Alhamdulillah, Puji syukur Rancangan Undang Undang tentang Keimigrasian yang telah disetujui oleh DPR dalam sidang Paripurna hari ini, 7 April 2011 telah disahkan menjadi Undang Undang sebagai pengganti Undang-undang Nomor 9 Tahun 1992 tentang Keimigrasian adalah ditujukan untuk mengubah berbagai kebijakan keimigrasian Indonesia yang tidak sesuai dengan perkembangan jaman.
Adapun inti dari pasal2 dari Undang Undang tersebut yang sungguh sangat membantu komunitas keluarga perkawinan campuran adalah sbb:
1. Apabila WNA menikahi WNI di Indonesia, maka WNA tsb berhak untuk mendapatkan Ijin Tinggal Terbatas. Setelah dua tahun pernikahannya, WNA tsb dapat alih status dari Ijin Tinggal Terbatas menjadi Ijin Tinggal Tetap (ITAP).
2. Apabila WNA sudah menikah secara sah minimum 2 tahun dengan WNI, WNA tsb langsung bisa mengajukan ITAP. Contoh: Apabila WNA dari Belanda telah menikah dengan WNI dan tinggal di Belanda sebelum datang untuk tinggal di Indonesia, maka WNA tsb berhak mendapatkan ITAP.
3· Pemegang ITAP karena adanya perkawinan yang sah dengan WNI, maka WNA tsb dapat bekerja tanpa perlu adanya Ijin Kerja (a work permit).
4. Apabila anak-anak dari keluarga perkawinan campuran memilih kewarganegaraan asing ketika mereka telah mencapai umur 18 tahun, maka mereka berhak untuk langsung mendapatkan ITAP dan dapat bekerja di Indonesia.

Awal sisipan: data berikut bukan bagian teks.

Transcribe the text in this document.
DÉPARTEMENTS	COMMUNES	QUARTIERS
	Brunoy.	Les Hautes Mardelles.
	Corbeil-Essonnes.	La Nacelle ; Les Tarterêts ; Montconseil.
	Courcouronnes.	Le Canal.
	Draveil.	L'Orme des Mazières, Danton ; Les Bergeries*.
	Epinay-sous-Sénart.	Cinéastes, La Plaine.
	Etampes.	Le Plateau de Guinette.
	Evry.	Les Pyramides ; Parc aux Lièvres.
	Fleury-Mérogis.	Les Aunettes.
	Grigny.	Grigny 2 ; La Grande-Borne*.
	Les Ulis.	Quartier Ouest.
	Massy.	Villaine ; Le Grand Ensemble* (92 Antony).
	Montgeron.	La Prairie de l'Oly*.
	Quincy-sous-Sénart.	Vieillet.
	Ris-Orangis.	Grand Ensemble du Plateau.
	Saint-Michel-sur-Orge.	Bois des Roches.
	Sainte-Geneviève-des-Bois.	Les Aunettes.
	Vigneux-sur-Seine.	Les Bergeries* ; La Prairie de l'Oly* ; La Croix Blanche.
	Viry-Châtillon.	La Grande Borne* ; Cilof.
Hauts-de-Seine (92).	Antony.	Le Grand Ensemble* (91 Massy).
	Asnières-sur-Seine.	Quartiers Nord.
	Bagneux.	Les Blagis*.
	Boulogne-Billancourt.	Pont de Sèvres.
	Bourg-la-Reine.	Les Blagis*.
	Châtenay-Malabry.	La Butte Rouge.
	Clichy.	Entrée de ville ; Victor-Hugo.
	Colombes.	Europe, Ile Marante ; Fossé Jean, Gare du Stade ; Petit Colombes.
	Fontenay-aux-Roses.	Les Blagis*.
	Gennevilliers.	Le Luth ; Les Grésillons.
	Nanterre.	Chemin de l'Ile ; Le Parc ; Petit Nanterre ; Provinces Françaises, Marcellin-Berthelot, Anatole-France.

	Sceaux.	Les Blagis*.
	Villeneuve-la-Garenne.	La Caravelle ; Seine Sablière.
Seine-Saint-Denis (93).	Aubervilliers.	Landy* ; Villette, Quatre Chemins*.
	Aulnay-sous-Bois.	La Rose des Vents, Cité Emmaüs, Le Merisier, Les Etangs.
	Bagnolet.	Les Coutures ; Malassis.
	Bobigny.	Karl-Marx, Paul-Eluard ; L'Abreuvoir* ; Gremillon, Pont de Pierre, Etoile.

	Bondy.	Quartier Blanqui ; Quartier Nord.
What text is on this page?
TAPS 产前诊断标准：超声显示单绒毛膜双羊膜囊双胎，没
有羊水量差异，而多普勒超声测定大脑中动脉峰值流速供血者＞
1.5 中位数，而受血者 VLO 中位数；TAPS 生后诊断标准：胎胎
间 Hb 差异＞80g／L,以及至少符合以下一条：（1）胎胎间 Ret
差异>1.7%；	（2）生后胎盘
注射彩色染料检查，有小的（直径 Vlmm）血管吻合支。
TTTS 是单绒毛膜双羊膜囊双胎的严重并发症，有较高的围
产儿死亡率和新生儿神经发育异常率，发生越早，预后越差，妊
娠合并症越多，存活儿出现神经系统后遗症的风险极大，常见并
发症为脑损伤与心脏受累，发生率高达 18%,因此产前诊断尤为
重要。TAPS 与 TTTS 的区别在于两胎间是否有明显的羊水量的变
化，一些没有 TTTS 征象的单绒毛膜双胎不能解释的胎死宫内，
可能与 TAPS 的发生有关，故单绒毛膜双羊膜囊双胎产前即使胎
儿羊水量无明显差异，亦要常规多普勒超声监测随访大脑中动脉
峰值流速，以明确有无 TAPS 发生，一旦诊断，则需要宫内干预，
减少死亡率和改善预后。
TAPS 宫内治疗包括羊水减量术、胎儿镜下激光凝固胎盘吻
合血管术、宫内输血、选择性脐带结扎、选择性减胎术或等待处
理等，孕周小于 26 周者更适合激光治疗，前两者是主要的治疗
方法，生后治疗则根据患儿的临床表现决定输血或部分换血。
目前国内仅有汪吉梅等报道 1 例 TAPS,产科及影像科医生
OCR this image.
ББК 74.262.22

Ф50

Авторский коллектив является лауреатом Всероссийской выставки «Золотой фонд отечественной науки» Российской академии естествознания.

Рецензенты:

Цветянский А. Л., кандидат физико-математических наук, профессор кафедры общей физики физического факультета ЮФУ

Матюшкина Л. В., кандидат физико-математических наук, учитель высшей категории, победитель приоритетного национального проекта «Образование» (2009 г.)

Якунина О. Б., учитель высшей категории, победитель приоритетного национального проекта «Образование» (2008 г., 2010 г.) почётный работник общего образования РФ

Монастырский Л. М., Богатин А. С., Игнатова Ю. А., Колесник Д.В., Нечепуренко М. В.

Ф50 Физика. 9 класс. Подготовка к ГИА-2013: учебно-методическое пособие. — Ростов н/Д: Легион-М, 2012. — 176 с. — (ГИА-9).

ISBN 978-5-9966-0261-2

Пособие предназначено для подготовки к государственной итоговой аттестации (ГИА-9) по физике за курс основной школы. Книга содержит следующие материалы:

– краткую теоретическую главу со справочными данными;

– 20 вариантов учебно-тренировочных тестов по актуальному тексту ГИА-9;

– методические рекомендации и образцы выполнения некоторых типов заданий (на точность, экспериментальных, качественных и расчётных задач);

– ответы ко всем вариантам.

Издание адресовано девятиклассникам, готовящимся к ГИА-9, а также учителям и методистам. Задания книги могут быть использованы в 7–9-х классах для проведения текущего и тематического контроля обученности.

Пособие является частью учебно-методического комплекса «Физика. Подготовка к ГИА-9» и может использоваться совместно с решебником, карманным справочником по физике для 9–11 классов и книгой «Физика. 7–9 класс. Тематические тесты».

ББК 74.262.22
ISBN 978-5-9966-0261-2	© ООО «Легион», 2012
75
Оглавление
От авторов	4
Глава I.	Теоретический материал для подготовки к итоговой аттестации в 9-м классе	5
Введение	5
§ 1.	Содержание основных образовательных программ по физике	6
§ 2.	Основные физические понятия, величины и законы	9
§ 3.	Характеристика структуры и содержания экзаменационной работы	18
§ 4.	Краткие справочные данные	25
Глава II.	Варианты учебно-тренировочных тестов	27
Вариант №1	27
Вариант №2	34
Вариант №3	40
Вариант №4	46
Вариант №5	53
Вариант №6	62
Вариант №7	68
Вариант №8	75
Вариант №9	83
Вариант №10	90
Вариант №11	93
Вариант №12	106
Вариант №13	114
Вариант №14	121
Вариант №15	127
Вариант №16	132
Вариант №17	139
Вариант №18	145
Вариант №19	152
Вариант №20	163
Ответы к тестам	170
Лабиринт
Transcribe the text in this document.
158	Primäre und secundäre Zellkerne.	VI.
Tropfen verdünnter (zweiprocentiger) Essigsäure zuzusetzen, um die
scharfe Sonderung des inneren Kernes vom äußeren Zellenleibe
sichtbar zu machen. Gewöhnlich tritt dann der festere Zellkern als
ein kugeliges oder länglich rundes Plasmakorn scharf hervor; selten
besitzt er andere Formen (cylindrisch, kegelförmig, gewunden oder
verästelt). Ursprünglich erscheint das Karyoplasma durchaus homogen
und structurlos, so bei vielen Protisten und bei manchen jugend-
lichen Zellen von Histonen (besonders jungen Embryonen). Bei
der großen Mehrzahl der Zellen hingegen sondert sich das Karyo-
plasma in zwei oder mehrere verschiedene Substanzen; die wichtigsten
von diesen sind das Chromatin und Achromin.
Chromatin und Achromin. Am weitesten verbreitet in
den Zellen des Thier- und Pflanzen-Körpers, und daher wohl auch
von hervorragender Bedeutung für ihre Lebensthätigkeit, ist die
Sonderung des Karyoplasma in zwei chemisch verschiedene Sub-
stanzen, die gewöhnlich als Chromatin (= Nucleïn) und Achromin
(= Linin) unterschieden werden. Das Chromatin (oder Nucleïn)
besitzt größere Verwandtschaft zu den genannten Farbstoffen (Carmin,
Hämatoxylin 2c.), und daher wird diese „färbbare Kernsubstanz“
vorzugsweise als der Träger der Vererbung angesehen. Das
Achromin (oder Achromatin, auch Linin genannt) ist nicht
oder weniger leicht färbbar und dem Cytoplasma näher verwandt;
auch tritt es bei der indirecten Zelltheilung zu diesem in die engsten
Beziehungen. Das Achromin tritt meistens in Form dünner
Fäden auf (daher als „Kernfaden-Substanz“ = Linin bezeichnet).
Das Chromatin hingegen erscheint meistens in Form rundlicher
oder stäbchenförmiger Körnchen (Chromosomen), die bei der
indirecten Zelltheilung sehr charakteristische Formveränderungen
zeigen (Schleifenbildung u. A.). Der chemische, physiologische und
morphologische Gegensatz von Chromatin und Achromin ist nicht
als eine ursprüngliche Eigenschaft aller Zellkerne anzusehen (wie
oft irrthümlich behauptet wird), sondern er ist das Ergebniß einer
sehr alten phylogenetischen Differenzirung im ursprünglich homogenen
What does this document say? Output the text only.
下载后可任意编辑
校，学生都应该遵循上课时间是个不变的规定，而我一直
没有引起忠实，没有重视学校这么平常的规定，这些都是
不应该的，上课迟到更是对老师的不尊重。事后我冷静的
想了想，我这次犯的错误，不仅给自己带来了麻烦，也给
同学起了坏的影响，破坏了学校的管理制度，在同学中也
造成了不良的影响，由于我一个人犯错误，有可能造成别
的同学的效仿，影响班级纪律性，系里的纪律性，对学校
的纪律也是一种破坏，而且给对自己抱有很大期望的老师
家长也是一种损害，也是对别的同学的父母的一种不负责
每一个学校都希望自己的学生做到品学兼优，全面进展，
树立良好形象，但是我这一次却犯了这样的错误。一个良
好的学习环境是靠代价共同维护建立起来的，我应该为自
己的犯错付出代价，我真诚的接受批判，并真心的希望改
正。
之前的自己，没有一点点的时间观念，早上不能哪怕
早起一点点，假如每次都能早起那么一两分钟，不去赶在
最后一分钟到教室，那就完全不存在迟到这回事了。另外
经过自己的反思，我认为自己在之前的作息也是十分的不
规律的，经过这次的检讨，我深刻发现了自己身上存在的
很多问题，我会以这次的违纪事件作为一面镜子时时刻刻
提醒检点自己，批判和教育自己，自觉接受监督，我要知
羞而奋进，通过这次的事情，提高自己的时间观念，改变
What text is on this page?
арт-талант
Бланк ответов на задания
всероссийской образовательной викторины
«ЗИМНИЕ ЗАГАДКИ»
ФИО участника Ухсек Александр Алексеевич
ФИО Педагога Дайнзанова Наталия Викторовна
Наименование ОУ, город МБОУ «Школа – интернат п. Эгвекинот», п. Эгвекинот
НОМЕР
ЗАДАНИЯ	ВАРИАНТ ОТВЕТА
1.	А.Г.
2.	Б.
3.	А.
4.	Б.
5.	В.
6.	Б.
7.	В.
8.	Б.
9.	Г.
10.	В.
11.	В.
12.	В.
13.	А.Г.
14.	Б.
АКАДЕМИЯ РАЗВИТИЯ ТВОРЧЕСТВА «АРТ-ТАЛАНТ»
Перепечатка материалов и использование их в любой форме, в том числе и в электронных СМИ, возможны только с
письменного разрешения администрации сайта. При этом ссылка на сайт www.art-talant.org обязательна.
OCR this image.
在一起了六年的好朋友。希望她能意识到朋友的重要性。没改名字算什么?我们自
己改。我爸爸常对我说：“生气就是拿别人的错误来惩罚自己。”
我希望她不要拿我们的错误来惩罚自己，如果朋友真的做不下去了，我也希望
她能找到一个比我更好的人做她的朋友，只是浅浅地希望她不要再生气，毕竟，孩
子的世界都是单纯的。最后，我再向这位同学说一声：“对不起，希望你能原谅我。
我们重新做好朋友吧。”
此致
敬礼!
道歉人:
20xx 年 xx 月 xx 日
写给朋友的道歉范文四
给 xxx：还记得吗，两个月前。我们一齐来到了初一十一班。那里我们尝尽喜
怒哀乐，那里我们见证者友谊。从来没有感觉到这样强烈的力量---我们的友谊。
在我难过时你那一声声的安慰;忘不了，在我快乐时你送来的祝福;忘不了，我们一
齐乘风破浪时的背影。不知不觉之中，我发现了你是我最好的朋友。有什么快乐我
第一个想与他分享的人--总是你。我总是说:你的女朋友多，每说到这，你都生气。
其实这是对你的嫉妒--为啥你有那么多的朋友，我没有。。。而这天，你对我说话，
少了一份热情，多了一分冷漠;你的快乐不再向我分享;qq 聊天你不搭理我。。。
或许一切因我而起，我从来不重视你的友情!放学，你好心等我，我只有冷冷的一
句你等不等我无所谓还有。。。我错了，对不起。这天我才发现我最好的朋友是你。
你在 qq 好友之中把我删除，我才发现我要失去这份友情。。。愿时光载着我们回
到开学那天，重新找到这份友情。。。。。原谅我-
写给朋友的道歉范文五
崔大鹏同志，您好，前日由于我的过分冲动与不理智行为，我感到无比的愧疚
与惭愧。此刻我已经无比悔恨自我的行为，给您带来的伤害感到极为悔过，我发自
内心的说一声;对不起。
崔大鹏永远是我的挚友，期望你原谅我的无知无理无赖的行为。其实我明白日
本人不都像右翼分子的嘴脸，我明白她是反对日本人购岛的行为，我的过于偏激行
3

5· Apabila anak anak kita sudah berumur lebih dari 18 tahun dan bukan subjek hukum DK anak/tidak mempunyai (Dwi Kewarganegaraan) dan tidak pernah menjadi WNI, maka dengan UU ini mereka berhak untuk mendapatkan ITAP dan bisa bekerja·
6. WNA yang telah secara sah menikah dengan WNI, tidak perlu lagi penjamin atau sponsor.
7. ITAP diberikan untuk jangka waktu 5 (lima) tahun dan dapat diperpanjang untuk jangka waktu yang tidak terbatas sepanjang ijinnya tidak dibatalkan dan wajib melapor ke kantor Imigrasi setiap 5 (lima) tahun dan tidak dikenakan biaya.
8· ITAP dapat berakhir karena pemegang ITAP: a. Meninggalkan wilayah Indonesia lebih dari 1 (satu) tahun atau tidak bermaksud masuk lagi ke wilayah Indonesia. b. Tidak melakukan perpanjangan ITAP setelah 5 (lima) tahun. c. Memperoleh kewarganegaraan RI d. Izinnya dibatalkan oleh Menteri atau pejabat imigrasi yang ditunjuk e. Dikenai deportasi f. Meninggal dunia
9. dibatalkan karena pemegang ITAP: a. Terbukti melakukan tindak pidana terhadap negara sebagaimana diatur dlm per-undang2an b. Melakukan kegiatan yang membahayakan keamanan negara c. Melanggar Pernyataan Integrasi d. Memperkerjakan tenaga kerja asing tanpa ijin kerja e. Memberikan informasi yang tidak benar dalam pengajuan permohonan ITAP. f. Orang Asing ybs dikenai tindakan administratif keimigrasian g. Putus hubungan perkawinan Orang Asing yang kawin secara sah dengan WNI karena perceraian dan/atau atas putusan pengadilan kecuali perkawinan yang telah berusia 10 (sepuluh) tahun atau lebih.
Hal hal yang perlu diperhatikan: 1. Masih perlunya re-entry permit. Dengan UU ini Pemegang ITAP diberikan Izin Masuk Kembali yang berlaku selama 2 (dua) tahun sepanjang tidak melebihi masa berlaku ITAP dan Izin Masuk Kembali berlaku untuk beberapa kali perjalanan.
2. Perlu adanya Peraturan pelaksanaan UU ini dimana ditetapkan paling lambat 1 (satu) tahun sejak UU ini diundangkan. Untuk itu masih perlu adanya partisipasi dan support bunda sekalian dan perlu adanya pengawasan dan monitor tentang petunjuk pelaksanaan dan tehnisnya sehingga UU bisa efektif dan sesuai dasar filosofis dan sosiologis untuk mencegah penyalahgunaan wewenang, reformasi birokrasi dan pelayanan publik yang efektif, efisien dan memiliki kepastian hukum.